Wednesday, July 25, 2012

Savage island


It’s a tradition:
Like every eldest male in his family, Bill had wanted to join up, to serve, to contribute, and to honour his family’s military history.  Since records have been scribed and portraits hung, the Cuthbursons had dutifully fought for king, queen or country.   The family had prospered and suffered equally for their resolve and Bill felt the weave of events and actions bound him to continue the history.   He took a sip and reflected on a remembrance day four years ago.
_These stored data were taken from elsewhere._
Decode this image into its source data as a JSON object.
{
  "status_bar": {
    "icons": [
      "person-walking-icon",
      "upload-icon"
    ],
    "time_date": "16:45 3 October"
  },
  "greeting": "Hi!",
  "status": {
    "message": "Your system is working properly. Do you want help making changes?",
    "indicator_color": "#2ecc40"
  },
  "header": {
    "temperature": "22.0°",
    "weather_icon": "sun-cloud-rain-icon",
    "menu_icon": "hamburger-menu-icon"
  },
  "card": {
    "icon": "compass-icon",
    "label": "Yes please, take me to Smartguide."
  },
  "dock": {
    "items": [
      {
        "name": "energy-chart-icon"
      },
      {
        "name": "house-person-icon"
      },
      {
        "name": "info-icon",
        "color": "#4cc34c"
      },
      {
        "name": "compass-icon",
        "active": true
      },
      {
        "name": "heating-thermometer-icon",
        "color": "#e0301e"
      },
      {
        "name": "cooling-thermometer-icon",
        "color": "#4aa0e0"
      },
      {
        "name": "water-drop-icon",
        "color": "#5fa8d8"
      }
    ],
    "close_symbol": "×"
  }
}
The sun that day had glinted pride from the medals the old soldier had pinned to his blazer pocket. He’d pushed through his pain from the march, up the rise and into his village square.  Bill could see the agony in his grandfather’s set face, the tears in his eye were not born from forcing his seized joints to move again and again, they were the tears from the grief of lost sons, dead friends and broken marriages.  There was however, behind the pain, still that steely resolve locked into that wizened countenance, a resolve burning him to march with his last breath, with honour and without regard to self, all for the glory of victories past and the fight for right.  It was this masculine exemplar that drove the continuing Cuthburson legacy of militia enlistment.  Bill’s own son had stood there, that 11th day, at attention, by his side, parade uniform pressed and his unadorned chest swelled with bravado.
Not for this latest Cuthburson would be the rat-putrid and fetid trenches of Europe, nor the ocean-locked solitude and tactical blundering of the Falklands.  No.  Young Will would be made forever aware of the ditch or mound beside a desert road, cautious of a welcoming resident, permanently watching the back of his buddy and command.  A degree course in paranoia locked in an oven of discontent would be Will’s lot, and Bill knew it would scar the lad and taint his life forever.   
The memory of that 11 November morning in 2008 was today playing on Bill’s mind.  11/11/08 was the last day the three warrior Cuthbersons had shared a drink at the local, the old man quietly lamenting the loss of his dearest son, the young soldier espousing the invincibility of technologies in modern warfare, and Bill was there, caught between a sense of pride, of loss and with a gnawing fear for his son’s wellbeing.   Their parting was cursory after a few drinks, the old man was taken back to the home, young Will put on the bus back to barracks and Bill had wandered home to his dank flat to ponder again his ruined marriage through a whisky clouded cut-glass lens.  All of them had shared a hug and a ‘see you soon’ back at the pub, knowing that they would.  
But they had not.
The old man had passed in his sleep and young Will was posted to Kabul the same day.  Bill received a text from his wife saying she was sad to learn of the old man’s death and wishing their son well.  Bill had no idea how to respond so he didn’t.   What he did was have a drink and remember.   He remembered the fear of scuds and the scream of air support as he was hunkered down in the grasses with the winter wind whipping his kit .  He remembered the mortar thud vaporising half of his sergeant in the ditch beside him and he remembered vomiting as he charged forward to the next hillock, closer to the enemy but away from the mortar’s sweep.  It was the only memory he could be sure of from his service, the drugs and the abuse he had delivered on himself and his wife had in time erased the Falkland horrors.  He wasn’t sure if he drank now to remember or to forget. Through the familiar lens the paintings of his grand forebears had looked down incongruously from the stained walls of his tiny flat.  Lowering the glass his eye had fallen to the painting of the young be-medalled officer who had been his father, a man he’d never known other than from stories told by others.  The husband who his mother could not speak of without grief choking her words.  The father whose memory he had idolised and on whose behalf Bill had gone to war to deliver a Cuthburson retribution on a different enemy.
There was no logic in warfare, the Germans had killed his father, the Argentinean’s would die.  
But they did not suffer at his hand.  It is not a war won on the field, it is a battle lost at home.  For every life stolen in trenches, on beaches, in air and water there are ten at home destroyed by loss, or worse, by the return of a cracked and broken sub-hero.  Bill’s father, he thought, was in that way lucky to have caught a friendly cannon round in Ypres.  The fight when home is much longer and less clearly defined than the mission away, the lessons learned in strategy, defence and attack are meaningless in the lounge room.   The families of veterans may expect to be idolised, abused or ignored but they can not expect normality from a returning warrior.  There is no rule, no school, the soldier should cope.  The able soldier will most likely return to war where his skills are more attuned.
November, 2011, in the icy rain, young Will had worn the old man’s medals proudly on his right, before returning for his fifth tour, a twelve month back to back.  Major Will Cuthburson prefers active postings to the alternative.
So today Bill slumps in his armchair, drinks his whisky and listens to how it was that it is Syria that has had the weapons of mass destruction all along.  Nothing has changed. Every horror or conflict near or far, every economic or moral cause still exudes the same nationalistic call for loyalty.  With fervour and outrage, a sense of decency, for the sake of the monarch, for peace and the rights of all humans, his country will voice its stake.  This small and savage island will again and forever send it’s best to serve, to suffer, to die, or worse, to return home.